Um feito que os periódicos não deixaram de assinalar.
«Perder com brilho», clamava O Século, elogiando o «fôlego» e a «rapidez» de pernas da formação inglesa.
O Jornal de Notícias apontava os culpados da derrota. «Faltou sorte e força ao sonho mais lindo do futebol português», escrevia o periódico.
Destaque bem diferente dava o Diário de Lisboa.
Numa primeira página dedicada maioritariamente a notícias internacionais, a Seleção era referenciada na «Nota do Dia», um texto com uma agenda clara.
«É justo, portanto, que [os jogadores da Seleção] tenham o prémio desse esforço e que, ao regressar a Lisboa, a população lhes dispense o acolhimento entusiástico a que têm direito. Mas não devem ficar por aqui a expressão e o montante da recompensa».
Quando o jornal A Bola saiu, as feridas da derrota já tinham começado a sarar.
O periódico desportivo era publicado apenas às segundas, quintas e sábados, pelo que a primeira edição após a semifinal só saiu para as bancas dois dias depois do jogo com Inglaterra.
«Portugal salvou o Campeonato do Mundo», foi a manchete escolhida, elogiando os feitos dos «Magriços» em terras de sua Majestade.
A reportagem do enviado especial Carlos Pinhão sublinhava que «o nosso jogo com a Inglaterra restaurou o prestígio da prova».
Prova essa que se aproximava do final.
A 28 de julho, Portugal defrontou e venceu a U.R.S.S., conquistando o terceiro lugar do Mundial.
Foi esse o acontecimento que o Record preferiu destacar, na primeira edição a ser publicada depois da derrota com os ingleses.
O jornal saía às terças-feiras e aos sábados, pelo que só quatro dias depois da semifinal os portugueses puderam ler a cobertura do Record.

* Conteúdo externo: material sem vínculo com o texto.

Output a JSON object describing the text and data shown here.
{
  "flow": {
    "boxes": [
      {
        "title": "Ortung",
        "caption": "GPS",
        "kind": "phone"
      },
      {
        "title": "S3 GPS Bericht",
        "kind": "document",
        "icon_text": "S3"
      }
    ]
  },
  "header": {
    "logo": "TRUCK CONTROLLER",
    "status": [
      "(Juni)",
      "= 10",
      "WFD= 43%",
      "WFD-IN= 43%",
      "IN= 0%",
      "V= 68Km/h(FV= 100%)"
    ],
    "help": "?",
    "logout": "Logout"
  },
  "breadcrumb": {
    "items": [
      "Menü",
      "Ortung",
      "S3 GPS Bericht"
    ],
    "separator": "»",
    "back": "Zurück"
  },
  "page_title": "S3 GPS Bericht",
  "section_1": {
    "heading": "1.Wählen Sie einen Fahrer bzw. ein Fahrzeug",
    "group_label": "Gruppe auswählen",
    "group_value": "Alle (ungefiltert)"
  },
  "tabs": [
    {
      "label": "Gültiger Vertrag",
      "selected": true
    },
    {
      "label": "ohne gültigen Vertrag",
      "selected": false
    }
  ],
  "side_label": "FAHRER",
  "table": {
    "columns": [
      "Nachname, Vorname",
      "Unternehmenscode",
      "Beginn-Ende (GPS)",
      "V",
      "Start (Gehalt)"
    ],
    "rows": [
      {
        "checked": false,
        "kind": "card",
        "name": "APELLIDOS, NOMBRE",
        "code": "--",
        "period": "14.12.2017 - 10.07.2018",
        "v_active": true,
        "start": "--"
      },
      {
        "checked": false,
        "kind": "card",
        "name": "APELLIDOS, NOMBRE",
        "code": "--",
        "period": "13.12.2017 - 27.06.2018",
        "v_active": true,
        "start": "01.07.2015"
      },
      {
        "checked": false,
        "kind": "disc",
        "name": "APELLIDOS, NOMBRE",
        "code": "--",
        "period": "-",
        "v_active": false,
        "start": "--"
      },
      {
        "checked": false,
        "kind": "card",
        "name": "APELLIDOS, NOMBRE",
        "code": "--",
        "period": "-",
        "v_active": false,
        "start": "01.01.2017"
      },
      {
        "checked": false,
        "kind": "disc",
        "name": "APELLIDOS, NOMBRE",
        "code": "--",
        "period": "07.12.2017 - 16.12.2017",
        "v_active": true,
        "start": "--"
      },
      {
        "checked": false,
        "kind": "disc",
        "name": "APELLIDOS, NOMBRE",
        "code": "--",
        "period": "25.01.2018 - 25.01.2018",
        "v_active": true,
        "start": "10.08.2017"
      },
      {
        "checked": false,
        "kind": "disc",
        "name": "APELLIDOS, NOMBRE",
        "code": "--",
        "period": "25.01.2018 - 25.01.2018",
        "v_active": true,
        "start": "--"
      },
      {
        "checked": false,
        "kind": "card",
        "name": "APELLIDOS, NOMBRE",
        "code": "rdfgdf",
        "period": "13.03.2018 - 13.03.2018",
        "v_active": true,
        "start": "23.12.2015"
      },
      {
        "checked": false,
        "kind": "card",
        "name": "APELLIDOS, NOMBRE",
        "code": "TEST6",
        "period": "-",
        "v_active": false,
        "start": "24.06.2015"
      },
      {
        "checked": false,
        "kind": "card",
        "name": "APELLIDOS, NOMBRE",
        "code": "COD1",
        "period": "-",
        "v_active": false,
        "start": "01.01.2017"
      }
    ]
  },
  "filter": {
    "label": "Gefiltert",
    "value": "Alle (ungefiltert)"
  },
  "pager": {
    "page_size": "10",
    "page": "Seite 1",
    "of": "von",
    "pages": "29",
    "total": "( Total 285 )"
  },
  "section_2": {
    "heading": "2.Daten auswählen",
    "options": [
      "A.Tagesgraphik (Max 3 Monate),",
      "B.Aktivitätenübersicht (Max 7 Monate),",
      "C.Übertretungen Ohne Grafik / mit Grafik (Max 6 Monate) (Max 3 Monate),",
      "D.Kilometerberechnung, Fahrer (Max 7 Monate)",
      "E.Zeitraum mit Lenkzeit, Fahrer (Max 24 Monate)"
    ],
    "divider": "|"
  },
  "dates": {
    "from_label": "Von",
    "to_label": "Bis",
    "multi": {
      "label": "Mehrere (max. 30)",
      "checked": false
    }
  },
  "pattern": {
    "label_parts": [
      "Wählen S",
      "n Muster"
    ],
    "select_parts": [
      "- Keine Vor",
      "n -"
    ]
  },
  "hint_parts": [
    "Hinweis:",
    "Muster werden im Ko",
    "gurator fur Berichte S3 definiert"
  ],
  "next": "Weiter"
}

A derrota passou praticamente desapercebida entre os bem mais lisonjeiros elogios à conquista da terceira posição, «um lugar com que não se sonhava», escreveu Amadeu José de Freitas.
Um espírito de elogio e surpresa comum à cobertura noticiosa portuguesa de um dos dias mais negros da história desportiva portuguesa, imortalizado no sistema mediático pelas lágrimas de Eusébio.
Euro 2004: A final europeia e o treinador encarnado
«Trapattoni assina hoje», lia-se na manchete do jornal A Bola, a 5 de julho de 2004.
No fundo da primeira página, quase desapercebido, podia ver-se um cabisbaixo Luís Figo, afastando-se da taça europeia que escapara à equipa das Quinas.
O Campeonato Europeu de futebol, organizado em Portugal, terminara com uma derrota por 1-0 frente à Grécia.
Um resultado que deixara os adeptos nacionais de rastos.
A competição envolvera os portugueses numa campanha sem precedentes de apoio à Seleção Nacional.
E os «meninos» de Scolari tinham correspondido, chegando à final da prova.
Tratava-se da primeira presença da equipa na final de uma competição internacional, e os portugueses acreditavam.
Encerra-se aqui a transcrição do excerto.